In its current form, the Kyl Bill deletes a provision penalizing casual bettors and instead targets only online casino and sports book operators with fines and jail sentences. Since gambling web sites operate out of foreign countries, the ability to prosecute such legislation is a longshot at best. However, Kyl-like legislation will create an "illegal" stigma for I-gaming that could keep the industry grounded.
A more likely outcome is passage of watered-down legislation that will slow e-gaming's ascent to something more akin to an F-15 take-off. After all, the shadow cast by Kyl Bill version 1.0, introduced in 1998 (where it stalled in Congress), didn't prevent the industry from generating in excess of $500 million in revenues last year.
If, on the other hand, a third scenario occurs - in which legislation legalizing the industry (while giving the government its cut) is approved, look out. Internet gaming is already projected to be a $10 billion industry by 2002 (Financial Times) and possibly twice as big by the turn of the century (PC Computing). Make it legal in North America and I-gaming will reach those numbers by year's end.
The industry has exploded from a dozen online gambling sites two years ago to more than 300 today. In a December issue of Internet Stock NewsT, several e-gaming companies were profiled in an article that questioned whether this mostly "bulletin board" sector was a good bet. Three months later, 10 of the 13 companies are trading higher, some by as much as ten-fold.
Four of the companies - Cryptologic (CRY.TO), Starnet Communications (OTC: SNMM), GIC Global Intertainment (OTC: GGNC) and Internet Gaming Communication (OTC: SBET) - are profitable. Several are fully-reporting, and at least one - Starnet - has applied for full NASDAQ listing.

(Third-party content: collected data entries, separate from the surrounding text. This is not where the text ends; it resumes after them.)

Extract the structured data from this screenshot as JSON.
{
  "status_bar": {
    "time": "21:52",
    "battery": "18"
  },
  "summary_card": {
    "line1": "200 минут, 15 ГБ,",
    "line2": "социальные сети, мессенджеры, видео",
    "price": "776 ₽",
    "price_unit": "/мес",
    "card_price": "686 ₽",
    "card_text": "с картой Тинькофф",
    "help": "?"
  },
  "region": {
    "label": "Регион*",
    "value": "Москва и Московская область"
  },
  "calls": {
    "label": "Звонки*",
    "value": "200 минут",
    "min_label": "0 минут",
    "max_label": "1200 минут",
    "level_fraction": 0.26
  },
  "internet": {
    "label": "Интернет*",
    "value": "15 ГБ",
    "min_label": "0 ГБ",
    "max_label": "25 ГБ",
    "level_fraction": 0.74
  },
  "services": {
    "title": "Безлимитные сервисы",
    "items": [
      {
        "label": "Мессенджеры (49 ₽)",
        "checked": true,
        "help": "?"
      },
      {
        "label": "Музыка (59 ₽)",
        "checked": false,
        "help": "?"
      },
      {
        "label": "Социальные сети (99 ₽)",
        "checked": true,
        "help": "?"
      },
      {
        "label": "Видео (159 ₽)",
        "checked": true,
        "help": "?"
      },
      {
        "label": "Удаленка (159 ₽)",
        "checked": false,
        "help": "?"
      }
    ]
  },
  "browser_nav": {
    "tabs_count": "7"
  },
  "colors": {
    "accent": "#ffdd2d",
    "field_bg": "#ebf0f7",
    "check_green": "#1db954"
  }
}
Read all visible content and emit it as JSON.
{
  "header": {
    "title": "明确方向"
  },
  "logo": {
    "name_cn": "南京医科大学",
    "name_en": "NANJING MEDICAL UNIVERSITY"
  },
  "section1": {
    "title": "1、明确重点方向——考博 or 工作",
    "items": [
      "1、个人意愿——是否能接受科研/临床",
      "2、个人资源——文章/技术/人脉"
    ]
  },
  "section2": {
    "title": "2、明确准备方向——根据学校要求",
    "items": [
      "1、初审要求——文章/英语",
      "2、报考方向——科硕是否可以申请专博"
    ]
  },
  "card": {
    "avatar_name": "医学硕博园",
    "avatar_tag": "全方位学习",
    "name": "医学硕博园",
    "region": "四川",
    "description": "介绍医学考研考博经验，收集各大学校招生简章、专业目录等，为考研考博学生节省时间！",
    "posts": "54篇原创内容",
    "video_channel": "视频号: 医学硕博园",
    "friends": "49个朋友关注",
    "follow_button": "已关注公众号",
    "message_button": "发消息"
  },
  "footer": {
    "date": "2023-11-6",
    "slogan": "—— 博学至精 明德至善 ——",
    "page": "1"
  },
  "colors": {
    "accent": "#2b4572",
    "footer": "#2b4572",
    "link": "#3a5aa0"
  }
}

The industry, once mocked because of its low barriers for entry (all one needs is $20,000-$200,000 for software, a web site and an offshore casino base), is quietly becoming big business. The richest man in Australia, media mogul and billionaire Kerry Packer, is reportedly talking to Microsoft about creating an e-gaming dynasty. And some U.S. land-based gaming giants are only waiting for the legislative storm clouds to pass before jumping into the game.
Why roll the dice before the "all-clear" is sounded?
Because gambling is a trillion-dollar business that happens to be a perfect fit for the Internet. The customer gets casino action at his fingertips and can makes sports wagers without a bookie. The I-gamers get the casino, sportsbook and racetrack "take" minus the brick and mortar (and personnel) overhead. And the I-gaming software developers rake in such high margins and royalties that some are looking at triple digit earnings growth.
The potential payoff - to 300 companies and counting - is apparently worth the risk. And gaining market share now is paramount to Net success.
In the next few weeks, a gale of political grandstanding and hyperbole will likely slam the industry from all sides. Rep. Kyl already calls I-gaming the "crack cocaine of gambling for adolescents."
However, keep in mind how many times a "David" - armed only with weapons such as free speech, free trade and a free Internet - has taken down a Goliath.